The Daily Gamecock

Column: Opinions worth having and considering

300 dpi Wes Bausmith illustration related to the nearly lost art of letter writing. (Los Angeles Times/MCT)

With LETTERS-COMMENTARY:LA , Los Angeles Times by Simon Farfield
300 dpi Wes Bausmith illustration related to the nearly lost art of letter writing. (Los Angeles Times/MCT) With LETTERS-COMMENTARY:LA , Los Angeles Times by Simon Farfield

Because this is the last column I will write for some time, I wanted to use this opportunity to sit down, take a deep breath and think about the enterprise as a whole.

I have been writing columns for this newspaper for nearly two years. I have written dozens of them — some in response to outspoken readers, some from events happening locally and some because I wanted to vent. I am ashamed of some and proud of others. I often find that each one is more an exploration of an idea than an interpretation of it.

I have learned much more from shockingly poignant reader responses to an under-researched column. Nothing feels quite so embarrassing (or is as useful) as seeing your arguments ripped to shreds in front of your face in a public forum.

But I return — again and again — to one question: why? Why is it worth anyone’s time to think about, say, Russia’s illegal invasion of Ukraine when any given person reading this most likely has zero influence over what happens there? Is it all just a waste of time? Some bourgeois diversion?

The answer I’ve arrived at is this: it is important to be precise about your opinions because it is impossible to escape them. When faced with opposing ideologies, chances are that your human prejudices will yank you into one corner or another.

For issues that are easy to comprehend but hard to resolve (i.e. abortion), you can usually find yourself on one side or the other without realizing how you got there.

This is disorienting, even if it turns out you are on the “correct side.” (What some people now annoyingly call the “right side of history.”) You find yourself fighting for a cause because of who you are and not what your reasoning faculties lead you to believe.

You find that you have been conscripted — by your instincts — into fighting a war that you have not chosen to engage in.
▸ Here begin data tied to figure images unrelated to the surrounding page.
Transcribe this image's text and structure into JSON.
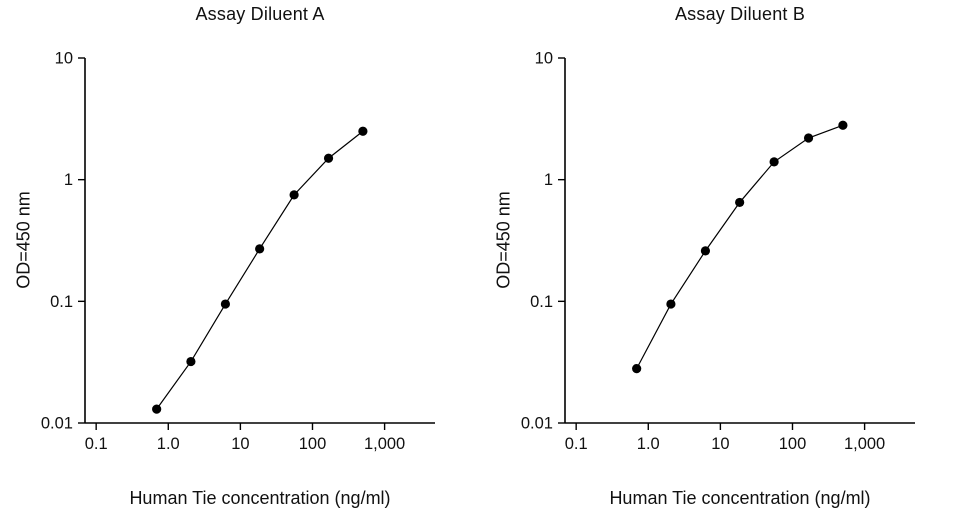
{
  "chart_data": [
    {
      "type": "line",
      "title": "Assay Diluent A",
      "xlabel": "Human Tie concentration (ng/ml)",
      "ylabel": "OD=450 nm",
      "xscale": "log",
      "yscale": "log",
      "xlim": [
        0.07,
        5000
      ],
      "ylim": [
        0.01,
        10
      ],
      "x": [
        0.69,
        2.06,
        6.2,
        18.5,
        55.6,
        167,
        500
      ],
      "y": [
        0.013,
        0.032,
        0.095,
        0.27,
        0.75,
        1.5,
        2.5
      ],
      "xticks": [
        {
          "v": 0.1,
          "label": "0.1"
        },
        {
          "v": 1,
          "label": "1.0"
        },
        {
          "v": 10,
          "label": "10"
        },
        {
          "v": 100,
          "label": "100"
        },
        {
          "v": 1000,
          "label": "1,000"
        }
      ],
      "yticks": [
        {
          "v": 0.01,
          "label": "0.01"
        },
        {
          "v": 0.1,
          "label": "0.1"
        },
        {
          "v": 1,
          "label": "1"
        },
        {
          "v": 10,
          "label": "10"
        }
      ],
      "grid": false,
      "legend": "none",
      "marker_color": "#000000",
      "line_color": "#000000"
    },
    {
      "type": "line",
      "title": "Assay Diluent B",
      "xlabel": "Human Tie concentration (ng/ml)",
      "ylabel": "OD=450 nm",
      "xscale": "log",
      "yscale": "log",
      "xlim": [
        0.07,
        5000
      ],
      "ylim": [
        0.01,
        10
      ],
      "x": [
        0.69,
        2.06,
        6.2,
        18.5,
        55.6,
        167,
        500
      ],
      "y": [
        0.028,
        0.095,
        0.26,
        0.65,
        1.4,
        2.2,
        2.8
      ],
      "xticks": [
        {
          "v": 0.1,
          "label": "0.1"
        },
        {
          "v": 1,
          "label": "1.0"
        },
        {
          "v": 10,
          "label": "10"
        },
        {
          "v": 100,
          "label": "100"
        },
        {
          "v": 1000,
          "label": "1,000"
        }
      ],
      "yticks": [
        {
          "v": 0.01,
          "label": "0.01"
        },
        {
          "v": 0.1,
          "label": "0.1"
        },
        {
          "v": 1,
          "label": "1"
        },
        {
          "v": 10,
          "label": "10"
        }
      ],
      "grid": false,
      "legend": "none",
      "marker_color": "#000000",
      "line_color": "#000000"
    }
  ]
}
Opinion writing is an attempt to moderate, if not shackle, gut reaction to the events of the wider world. Of course, if you are a true moral exemplar — a Mandela, for example — then your gut instincts are usually the correct ones.

But, no matter how accurate your moral compass is, there is never any idea or practice that is not improved upon by sitting down and thinking about it for 30 minutes or so.
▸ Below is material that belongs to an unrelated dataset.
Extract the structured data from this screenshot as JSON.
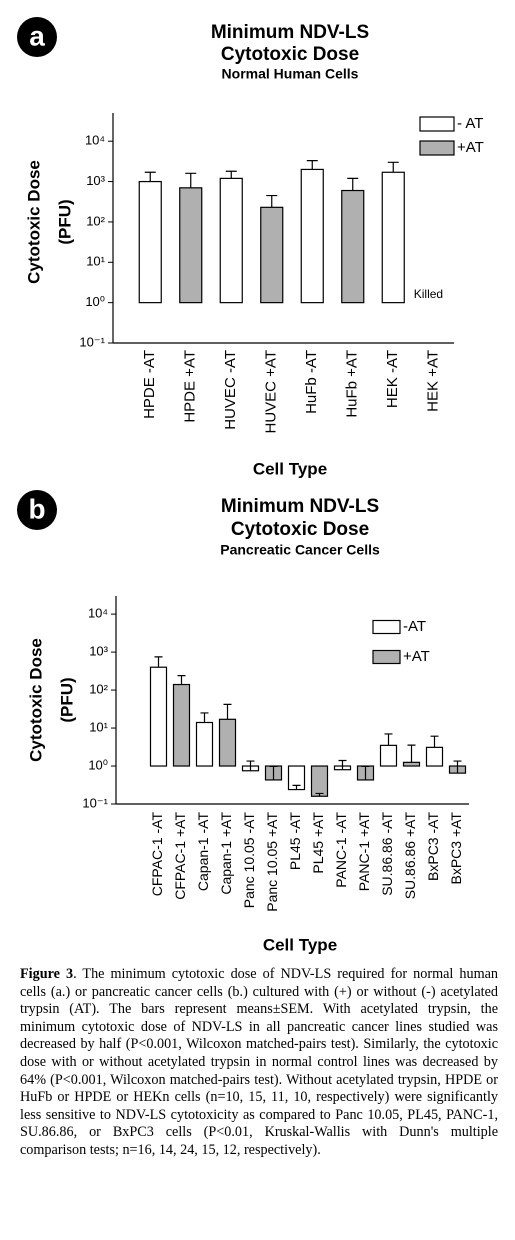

Most people don’t allow themselves to do this because their identity is so wrapped up with their pre-formed political or social opinions. Injecting unavoidable doubt into the inner monologue of these people is the highest goal of opinion writing. It is the first step in trying to teach people how to control how they approach issues. It is also very hard to do.

The ability to choose how one thinks is doubly important because it is impossible to escape some issues, no matter where or how you live your life. Everyone who claims “not to have an opinion” about subjects as important as global warming or animal cruelty is lying to you.

This lie is understandable. Perhaps the speaker doesn’t know enough about the subject and wants to avoid sounding foolish. Perhaps they don’t want to voice an unwelcome sentiment. Most Americans generally don’t bring up politics or religion in casual conversation — perhaps they consider themselves polite.

But they are lying to you all the same, in the same well-meaning manner that The New York Times lies to you when they suggest that everything on the front page is important, unbiased and 100 percent factually accurate.

The people behind those news desks are wired in the same way as everyone else: prejudiced toward theories that confirm their beliefs, quick to dismiss unpleasant facts and capable of being very, very wrong.

But because they know that they are capable of error — and are duty-bound to own up to it publicly when they fail — these editors and writers try as hard as they can to be as sure as possible about the information that they have.

Theirs is the kind of careful thought process that is the true mark of an educated person. For them, each new piece of information — no matter how biased or inaccurate or just plain silly — is worth considering. (Donald Trump is a fount of this kind of stuff.)

Not because the faulty, ignorant information is compelling in itself, but because it gives the viewer an opportunity to test their preconceived and imperfect notions of how the world works.

For the people who can control their instincts to jump to an ideological side, a phrase like “Heritage, not hate” is an opportunity to consider why such an outlook is wrong-headed, and how one might go about carrying out that argument.

So much that is important about ourselves is determined without our input: sex, race, class, gender and, more often than not, religion. It is a sad fact that, for many people, the way they think is based on these five arbitrary pieces of information.

The best opinion writing teaches not only what is worth thinking about, but also how one should construct and challenge the thought process itself.

Camille PagliaChristopher Hitchens and Ta-Nehisi Coates are masters of the form, in different ways. They are the kind of people I feel OK disagreeing with from time to time, because I know — when I’ve finished reading them — that what I have learned from is far more than just the subject matter.

They’ve given me and countless others the tools to control — and challenge — the way our heads work. It is a priceless gift. It is one worth working toward.